There’s nothing special about the kind of data TikTok collects, or the way it harvests it. What is different is who has jurisdiction over that data. Chinese law lets the government force companies to hand over nearly unlimited amounts of information, which sparked a long, agonizing debate over national security. The Biden administration was nearing a deal with the company to set up a special system that would allow TikTok to operate while quelling security concerns. However, the deal floundered after reports suggested TikTok used its own app to spy on an employee leaking information to the press and on journalists investigating the company.

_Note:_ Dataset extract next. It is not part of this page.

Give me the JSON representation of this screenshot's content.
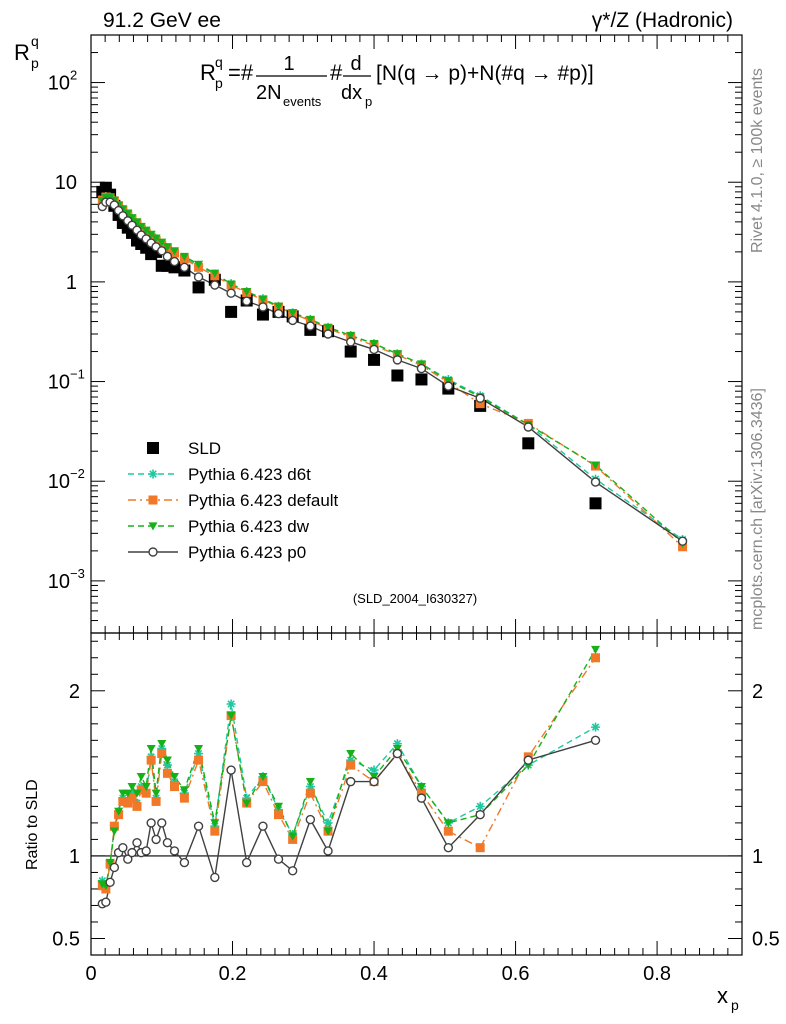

“Lots of people have had a good look at the TikTok app, and they haven’t found a smoking gun, or anything that looks different from what happens with Facebook, Twitter, and other social networks,” Stockley said. “If the federal government had something within the app that they could expose, I would expect they’d do it.”
“If there’s anyone who knows what a government might have access to by intercepting social media data, though, it’s the United States,” Stockley added.
Banning TikTok could set a dangerous precedent
If the US government starts blocking traffic from going to a particular company, or country for that matter, it starts to look a lot like practices the US has spent years criticizing China for. The so-called “great firewall of China” sets up significant filters that censor and monitor the Chinese internet, keeping out businesses that pose threats to the nation’s economy and political control. If you ask the Chinese Communist Party why it does this, it will tell you it’s for the good of the Chinese people, and it protects national security concerns. It also limits free expression.
“Right now this is just about controlling government devices and networks, and we’re a long way from what the internet looks like in China,” Kahn Gillmor said. “But at a certain point, we’re going to start looking a lot like the folks we’re supposedly opposing. We’re laying the groundwork for homogenized control over the internet. I think that is not something we should be doing, and it’s distressing.”
TikTok, just like every other popular social media app, has serious privacy concerns, and privacy issues lead to all kinds of risks from national security issues, to marketplace competition problems, to risks to people’s personal safety.
The American public wants these problems to be addressed. But so far, the political system has been hesitant to address the source of this dilemma: the structure of the entire internet.
You can ban TikTok and scrub every Chinese app from the face of the Earth. It wouldn’t stop the spread of American data because the internet is spreading your information all over the world, by design. So far, lawmakers refuse to do anything about it except yell at Mark Zuckerberg that somebody really ought to do something about all this data stuff.
Blocking TikTok may address some very specific hypothetical concerns, but if you’re worried about privacy, it would be like throwing a rock into the Mississippi river and hoping it stops the flow of water.